Saturday, July 27, 2013

What You may not be Getting in the George Zimmerman Case


I read that there is political pressure to get Florida to change the "Stand Your Ground" laws, and at the same time federal prosecutors are trying to figure out whether they can charge Zimmerman with other things and get a conviction.  

    Of course, the real winner in this is the news media, which has been the greatest beneficiary of Travon Martin's death. They have sought collectively to fan the flames as much as possible in order to milk the tragedy for as much profit as possible.  I don't know whether that is good or bad, but it just is what it is.  

   At the center of the controversy, in my opinion, is that the white community and the black community look at the event from different perspectives.  The white community is fascinated by the particulars in the case, and the correct reading of the laws.
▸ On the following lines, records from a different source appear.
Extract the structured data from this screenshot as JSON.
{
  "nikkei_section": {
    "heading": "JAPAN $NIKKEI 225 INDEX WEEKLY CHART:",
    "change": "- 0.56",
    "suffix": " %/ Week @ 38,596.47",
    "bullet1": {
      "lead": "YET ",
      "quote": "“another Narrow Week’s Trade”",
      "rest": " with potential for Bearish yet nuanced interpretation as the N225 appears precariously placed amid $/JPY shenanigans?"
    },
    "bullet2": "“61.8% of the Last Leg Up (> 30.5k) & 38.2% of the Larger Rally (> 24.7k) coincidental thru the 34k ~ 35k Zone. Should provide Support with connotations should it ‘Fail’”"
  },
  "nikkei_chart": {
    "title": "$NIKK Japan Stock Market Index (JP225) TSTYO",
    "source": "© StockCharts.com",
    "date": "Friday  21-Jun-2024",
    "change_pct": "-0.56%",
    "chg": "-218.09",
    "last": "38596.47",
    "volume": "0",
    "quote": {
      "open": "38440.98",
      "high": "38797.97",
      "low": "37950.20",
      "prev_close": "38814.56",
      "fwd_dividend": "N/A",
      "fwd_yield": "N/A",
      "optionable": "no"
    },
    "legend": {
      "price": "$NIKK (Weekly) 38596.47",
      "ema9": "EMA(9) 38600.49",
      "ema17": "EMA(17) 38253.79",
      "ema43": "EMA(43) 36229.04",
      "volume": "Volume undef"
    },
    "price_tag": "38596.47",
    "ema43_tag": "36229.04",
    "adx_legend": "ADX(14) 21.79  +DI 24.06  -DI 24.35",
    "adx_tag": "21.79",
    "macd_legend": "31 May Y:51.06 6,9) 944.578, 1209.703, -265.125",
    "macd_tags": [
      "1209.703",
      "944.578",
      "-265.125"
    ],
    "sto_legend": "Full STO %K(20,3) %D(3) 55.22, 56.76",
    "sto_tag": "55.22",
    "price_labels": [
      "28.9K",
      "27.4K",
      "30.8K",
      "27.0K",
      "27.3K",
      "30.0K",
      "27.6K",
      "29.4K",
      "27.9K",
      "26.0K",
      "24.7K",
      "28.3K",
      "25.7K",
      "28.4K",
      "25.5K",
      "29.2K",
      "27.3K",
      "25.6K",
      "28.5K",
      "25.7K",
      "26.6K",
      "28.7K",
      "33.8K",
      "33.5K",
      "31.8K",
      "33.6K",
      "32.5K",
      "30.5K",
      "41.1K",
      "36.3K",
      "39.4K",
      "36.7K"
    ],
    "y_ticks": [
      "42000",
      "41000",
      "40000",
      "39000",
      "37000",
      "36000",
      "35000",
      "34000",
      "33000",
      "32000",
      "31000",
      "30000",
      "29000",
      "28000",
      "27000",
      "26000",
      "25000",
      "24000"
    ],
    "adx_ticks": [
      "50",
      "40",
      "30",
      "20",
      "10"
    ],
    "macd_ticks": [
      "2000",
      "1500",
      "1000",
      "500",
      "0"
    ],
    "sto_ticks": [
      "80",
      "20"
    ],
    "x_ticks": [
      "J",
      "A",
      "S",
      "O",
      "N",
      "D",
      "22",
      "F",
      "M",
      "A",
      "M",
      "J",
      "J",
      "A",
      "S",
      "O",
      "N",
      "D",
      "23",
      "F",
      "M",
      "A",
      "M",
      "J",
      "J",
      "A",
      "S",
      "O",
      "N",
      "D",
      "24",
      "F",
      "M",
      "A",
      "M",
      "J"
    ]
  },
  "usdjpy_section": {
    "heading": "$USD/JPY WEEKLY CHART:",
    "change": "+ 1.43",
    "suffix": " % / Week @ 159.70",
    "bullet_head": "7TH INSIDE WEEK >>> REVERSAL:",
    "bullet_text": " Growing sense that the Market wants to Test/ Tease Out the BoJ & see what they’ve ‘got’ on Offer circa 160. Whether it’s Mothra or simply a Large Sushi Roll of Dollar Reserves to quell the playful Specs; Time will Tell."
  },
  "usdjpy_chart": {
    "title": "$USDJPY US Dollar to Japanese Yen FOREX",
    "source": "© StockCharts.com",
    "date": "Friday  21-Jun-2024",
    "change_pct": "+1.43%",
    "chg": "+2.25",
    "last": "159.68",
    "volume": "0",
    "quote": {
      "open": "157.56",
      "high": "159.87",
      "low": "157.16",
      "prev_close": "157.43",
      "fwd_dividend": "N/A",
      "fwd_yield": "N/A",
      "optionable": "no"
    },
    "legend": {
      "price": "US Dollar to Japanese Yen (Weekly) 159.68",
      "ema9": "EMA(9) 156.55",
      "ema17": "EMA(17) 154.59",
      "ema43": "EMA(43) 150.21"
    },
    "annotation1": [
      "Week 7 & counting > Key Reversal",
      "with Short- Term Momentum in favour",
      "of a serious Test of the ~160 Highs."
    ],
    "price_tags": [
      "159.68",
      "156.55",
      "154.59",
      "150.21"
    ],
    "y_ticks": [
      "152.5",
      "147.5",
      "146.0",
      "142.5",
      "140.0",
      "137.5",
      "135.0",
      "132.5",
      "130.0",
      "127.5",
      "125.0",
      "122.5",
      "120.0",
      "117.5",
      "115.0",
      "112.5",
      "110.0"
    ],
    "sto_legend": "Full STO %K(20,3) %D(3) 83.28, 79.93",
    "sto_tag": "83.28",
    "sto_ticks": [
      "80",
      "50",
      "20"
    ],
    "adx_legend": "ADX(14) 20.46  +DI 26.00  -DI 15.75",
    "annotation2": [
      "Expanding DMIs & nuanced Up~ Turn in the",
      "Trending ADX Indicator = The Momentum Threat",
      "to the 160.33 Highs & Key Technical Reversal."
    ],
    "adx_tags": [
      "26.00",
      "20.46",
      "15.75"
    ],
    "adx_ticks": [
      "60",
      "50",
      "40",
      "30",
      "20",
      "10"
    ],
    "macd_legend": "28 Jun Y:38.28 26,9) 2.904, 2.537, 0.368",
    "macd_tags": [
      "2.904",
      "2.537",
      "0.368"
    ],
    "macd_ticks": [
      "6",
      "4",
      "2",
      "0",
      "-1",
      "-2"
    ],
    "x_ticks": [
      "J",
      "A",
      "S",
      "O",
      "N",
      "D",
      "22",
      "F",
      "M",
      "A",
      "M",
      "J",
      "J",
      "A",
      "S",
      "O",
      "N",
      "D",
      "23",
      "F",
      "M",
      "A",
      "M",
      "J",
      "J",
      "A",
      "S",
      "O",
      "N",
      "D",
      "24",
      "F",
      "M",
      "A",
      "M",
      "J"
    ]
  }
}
And in fact America is a country which abhors wrongful convictions, and yes we do let murderers go free based on technicalities, and most Americans (including the Village Elliot) are pretty much ok with that.

    But what may be being missed is that the black community tends to view this not as a single case, but an example of a systematic failure of the justice system to provide equal justice under the law. 
    
    Since the time of the Civil War, we have had a justice system in which it was possible to tolerate lynchings and ordinary murders.  in other words, when a white person killed a black person, there were often ways to allow the white person to go free, whereas when a black person killed a white person, punishment was much more certain.  Lynchings were never legal in the south, but they were pretty much permitted despite their lack of legal standing.  I think that may blacks view the Zimmerman verdict as further evidence that it is still pretty much okay for a white person to kill a black person.  

    The white persons figure that they need to fix the particulars of the Zimmerman case, and generally have been very vocal about it, and so they can't figure out why African-Americans are still mad.   Well, the reason is that the whites still have not figured out that the entire system is corrupt.  It's not just one case or one bad law that needs to be fixed. 

   I haven't read that much about the trial, but as far as I can tell every single African American in the trial testified against Zimmerman, while every single white person testified FOR him.  That is the real travesty of justice.  

    Now the bitter irony is that the Zimmerman camp is complaining about vigilantes, while elsewhere there rumblings that Zimmerman should be taken care of outside the law (like what do you guys want to do?  Lynch him?).  

    I think the first step towards genuine healing can come only when both sides can realize and articulate that the system is unfair, and that equal justice has been denied for over 100 years. It's not just one case, not just one law.